You can recalibrate the axis in the DXView2 only. I would still try to check it with WheelCheck, put some spring force, and see if that works normally. If not, then it has to do something with the firmware of the wheel, which you can do nothing about. And about the wheel being reported by Windows as joystick or wheel, does not matter for LFS. If you can not find it, pm me, I can send you the exe file.
Did you try to set in LFS (patch V) options/controls/axis FF steps to 10000 and FF rate to 100Hz, turn of dead zone?
Hi, I would warmly recommend uninstalling G Hub, since it does your wheel no good. It is suited for mice, keyboards, and headphones with RGB lighting mostly. It has absolutely no available settings for the wheel itself.
Previous versions of drivers are much much better. I have G29 and I tried G Hub when it came out. I was happy that there was an update, but only for a short time. I got instantly disappointed in how crappy it is for the wheel and the lack of any settings the previous version had. Do not be fooled with new looks, there is nothing new in it for the G29/G920 in the firmware or FFB side of things.
I've heard from some guys who installed it that they even completely lost FFB in LFS.

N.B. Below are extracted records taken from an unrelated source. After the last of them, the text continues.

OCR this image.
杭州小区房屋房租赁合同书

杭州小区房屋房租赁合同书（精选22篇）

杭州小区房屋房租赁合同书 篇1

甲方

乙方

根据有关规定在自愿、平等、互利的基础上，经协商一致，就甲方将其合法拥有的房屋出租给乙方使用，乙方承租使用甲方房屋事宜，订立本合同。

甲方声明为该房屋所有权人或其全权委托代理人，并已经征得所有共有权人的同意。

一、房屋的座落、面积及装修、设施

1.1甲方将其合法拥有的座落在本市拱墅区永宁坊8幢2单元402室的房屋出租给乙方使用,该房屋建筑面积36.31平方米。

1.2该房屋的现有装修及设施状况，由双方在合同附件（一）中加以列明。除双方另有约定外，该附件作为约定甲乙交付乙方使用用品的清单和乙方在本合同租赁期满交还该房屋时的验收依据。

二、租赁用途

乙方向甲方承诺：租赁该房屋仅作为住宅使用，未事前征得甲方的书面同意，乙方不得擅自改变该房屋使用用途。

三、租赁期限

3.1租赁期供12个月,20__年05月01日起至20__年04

This sounds like a standard problem with wrongly choosing a signed or unsigned integer, which simply gets overflown.
example: a) int16_t, 16bit, -32767 to 32767 (0 center)
b) uint16_t, 16bit, 0 to 65535 (32768 center)

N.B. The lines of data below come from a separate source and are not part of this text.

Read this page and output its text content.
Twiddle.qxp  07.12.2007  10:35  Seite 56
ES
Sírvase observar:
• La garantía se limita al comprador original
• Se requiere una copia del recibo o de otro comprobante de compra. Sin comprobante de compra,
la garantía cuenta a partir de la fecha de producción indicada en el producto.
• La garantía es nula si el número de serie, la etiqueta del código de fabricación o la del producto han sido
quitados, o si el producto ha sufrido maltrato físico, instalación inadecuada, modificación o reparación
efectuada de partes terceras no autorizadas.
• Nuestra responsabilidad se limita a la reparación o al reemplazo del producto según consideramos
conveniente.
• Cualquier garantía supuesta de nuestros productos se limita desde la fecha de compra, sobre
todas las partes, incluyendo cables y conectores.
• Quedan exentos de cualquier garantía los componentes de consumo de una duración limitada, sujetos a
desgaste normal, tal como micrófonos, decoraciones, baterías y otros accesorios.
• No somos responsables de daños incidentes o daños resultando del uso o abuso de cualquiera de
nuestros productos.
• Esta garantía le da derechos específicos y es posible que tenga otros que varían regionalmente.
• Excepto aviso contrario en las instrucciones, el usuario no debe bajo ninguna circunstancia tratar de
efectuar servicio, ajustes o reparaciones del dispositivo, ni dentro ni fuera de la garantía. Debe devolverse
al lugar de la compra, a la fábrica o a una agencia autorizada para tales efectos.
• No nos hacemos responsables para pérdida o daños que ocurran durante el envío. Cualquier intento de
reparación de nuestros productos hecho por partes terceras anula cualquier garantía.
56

This is defined in the HID, or firmware of the device. Usually for wheel controllers, the steering axis is a signed integer, for example (a), where the raw value of 0 is a wheel center and this is used to calculate the FFB. In that case, bits 0 to 14 are the value, while the last bit15 is a sign. Giving this variable a value of 32768 will cause it to overflow and give a result of -32767. The same goes for an FFB magnitude value, which if not defined correctly may cause the same issue. The LFS is simply reading whatever is reported by the device in HID descriptor.
To check this, I would suggest you try one of the following programs capable of reading raw values from USB joysticks or wheels: DIView, DXTweak2
The best would be: WheelCheck which can generate FFB effects as well.
See attached pictures of DXTweak. For some reason, I got device names reversed while printscreen. My DIY Arduino wheel is -32k to 32k and Thrustmaster wheel is 0 65535 in X axis. Both wheels are working normally in LFS with the correct FFB.